Poopy pants ha goteen Use Code Fred_5001 in the fortnite item shop
why do men sag there pants so low and still wear a belt
the same reason women bring their purse on a date and don't pay
i needed a test on if i'm pregnat then the doc said take your pants down then he put his penis in my vagina and said now you are pregnat
A man walks into a bar with an alligator and a stick. He walks up to the bartender and offers to put on a show for the bar's patrons in exchange for a drink. The bartender agrees, so he pulls down his pants, sticks his dick in the alligators mouth and starts whacking it with the stick. After he's done and gets his drink he asks if anyone else would like a go.
A lady gets up and says yes she would like a go, asks that he doesn't hit her with the stick.
Why do golfers always bring a spare pair of pants?
Because they always get a hole in one!
a little girl and a little boy are taking a bath together when the little girl looks down and asks " whats that" the little boy says that's my little red race car. 10 minutes later the boy looks down and ask's whats that,the little girl says "that's my little red race car garage. so later that night the boy ask's the little girl if he can put his little red race car in her little red race car garage, She say yes and they pull down there pants and the boy try's putting his little red race car in her garage but it won't fit down stairs the mother hears an ear piercing scream and runs up stairs flips on the lights and see's blood on the floor the mother ask's "what happened the little girl say's "we tried putting his car in my garage and it wouldn't fit so i cut the back wheels off"

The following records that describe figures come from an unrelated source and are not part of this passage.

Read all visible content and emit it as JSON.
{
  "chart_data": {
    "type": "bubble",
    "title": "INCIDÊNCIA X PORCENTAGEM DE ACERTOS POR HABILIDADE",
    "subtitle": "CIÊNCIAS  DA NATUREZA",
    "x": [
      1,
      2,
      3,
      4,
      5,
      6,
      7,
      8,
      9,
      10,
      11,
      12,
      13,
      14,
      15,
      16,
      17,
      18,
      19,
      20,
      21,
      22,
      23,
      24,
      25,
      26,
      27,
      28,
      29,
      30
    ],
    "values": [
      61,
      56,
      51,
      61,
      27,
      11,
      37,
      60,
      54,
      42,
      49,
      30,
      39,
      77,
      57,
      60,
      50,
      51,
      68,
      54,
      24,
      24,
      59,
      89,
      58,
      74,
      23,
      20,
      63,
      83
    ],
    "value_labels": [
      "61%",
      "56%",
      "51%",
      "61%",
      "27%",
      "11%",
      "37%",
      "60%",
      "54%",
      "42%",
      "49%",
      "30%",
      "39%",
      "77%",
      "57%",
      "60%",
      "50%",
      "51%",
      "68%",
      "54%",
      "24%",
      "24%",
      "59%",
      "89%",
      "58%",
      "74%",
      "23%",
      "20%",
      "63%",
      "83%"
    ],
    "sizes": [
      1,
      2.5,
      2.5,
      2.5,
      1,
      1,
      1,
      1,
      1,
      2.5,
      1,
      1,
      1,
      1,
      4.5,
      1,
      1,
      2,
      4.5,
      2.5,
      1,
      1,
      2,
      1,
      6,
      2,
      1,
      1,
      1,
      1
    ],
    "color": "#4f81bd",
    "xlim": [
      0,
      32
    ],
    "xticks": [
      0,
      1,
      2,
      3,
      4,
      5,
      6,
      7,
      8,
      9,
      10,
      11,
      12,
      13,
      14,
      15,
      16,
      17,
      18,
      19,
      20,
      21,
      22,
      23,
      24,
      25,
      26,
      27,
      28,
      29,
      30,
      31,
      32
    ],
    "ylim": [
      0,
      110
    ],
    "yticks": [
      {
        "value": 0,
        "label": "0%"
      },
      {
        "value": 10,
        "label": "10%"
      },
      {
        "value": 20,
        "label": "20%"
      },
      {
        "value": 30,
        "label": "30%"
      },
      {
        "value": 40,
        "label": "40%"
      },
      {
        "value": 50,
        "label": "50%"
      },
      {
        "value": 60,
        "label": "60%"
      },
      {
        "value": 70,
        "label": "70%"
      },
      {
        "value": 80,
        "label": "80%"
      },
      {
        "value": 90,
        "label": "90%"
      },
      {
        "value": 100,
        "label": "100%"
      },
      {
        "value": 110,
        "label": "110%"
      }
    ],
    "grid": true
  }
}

I went to buy some camouflage trousers the other day but I couldn't find any.
Once, there was a couple about to have sex. "I have something to confess," said the shy wife. The husband then said, "Whatever it is, I will still love." The wife then said "Honey, I flat chested. The husband said, "It's okay, I'm a baby down there anyways." He then pulled down his pants and began to have sex. The next day, the wife said "I thought you were a baby down there." The husband then said "I am; 22 inches and 7 pounds."...

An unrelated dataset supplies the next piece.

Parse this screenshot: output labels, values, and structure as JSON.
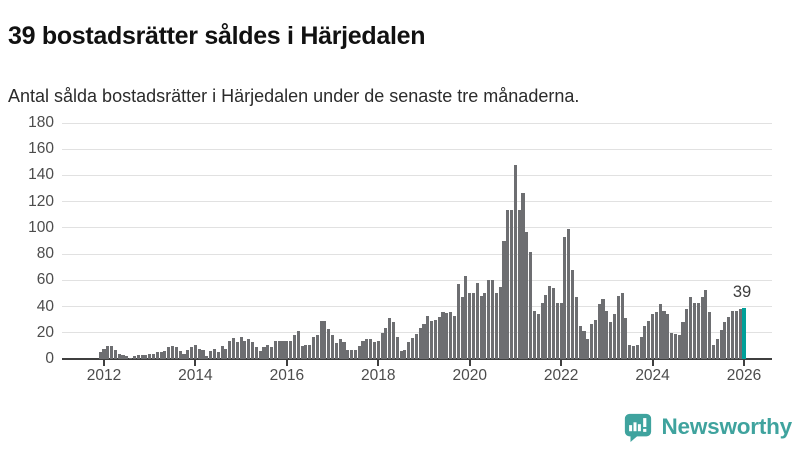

Kid -dad I want santa to give me iphone Indian poor dad- son santa is deaf Kid-no he is not I saw him on Tv yesterday Indian poor dad-oh actually I asked him to for a new wife may be he is wearing AirPods Kid-you are my santa daddy Indian poor dad- pull down you pants son Kid-it's not apple product Indian poor dad -its banana
I asked the doctor doing my prostate exam where i should put my pants. "next to mine" was not the answer i was expecting
I’m her to collect my bounty, what’s your bounty, your pants.
You're mom's just like a penny. Practically worthless, and in everyone's pants.
A pirate walked into a bar with his ship's steering wheel hanging off his pants. The bartender says, "Hey! What's with the steering wheel?" The pirate says, "I don't know but it's driving me nuts!"
A man walks into a forest and sees a girl crying he asks her what is wrong? She replies I lost my, my family, my friends and my home the man then unties his pants and says then young lady ur day is about to get worse
Me: i must have a mirror in my jeans, cause i see u in my pants
A puma was making another puma laugh that puma that was laughing said “Stop making me laugh I’m gonna puma pants”
Yo mamma's so fat she had to pull down her pants to get to her wallet
Papa: Johnny Johnny Johnny: Yes Papa? Papa: Open wide Johnny: HAHAHA Papa: *unzips pants* Johnny: *crying* No Papa
What do catholic priests and JCPennys have in common?
Little boys pants half off.
I go into get a prostate exam, I'm nervous but the doctor says its all natural and needs to be done.
So he pulls down my pants and sticks one finger up my ass. I feel it go deeper inside , feeling for abnormalities.
That's when I realize his hands are on my shoulders.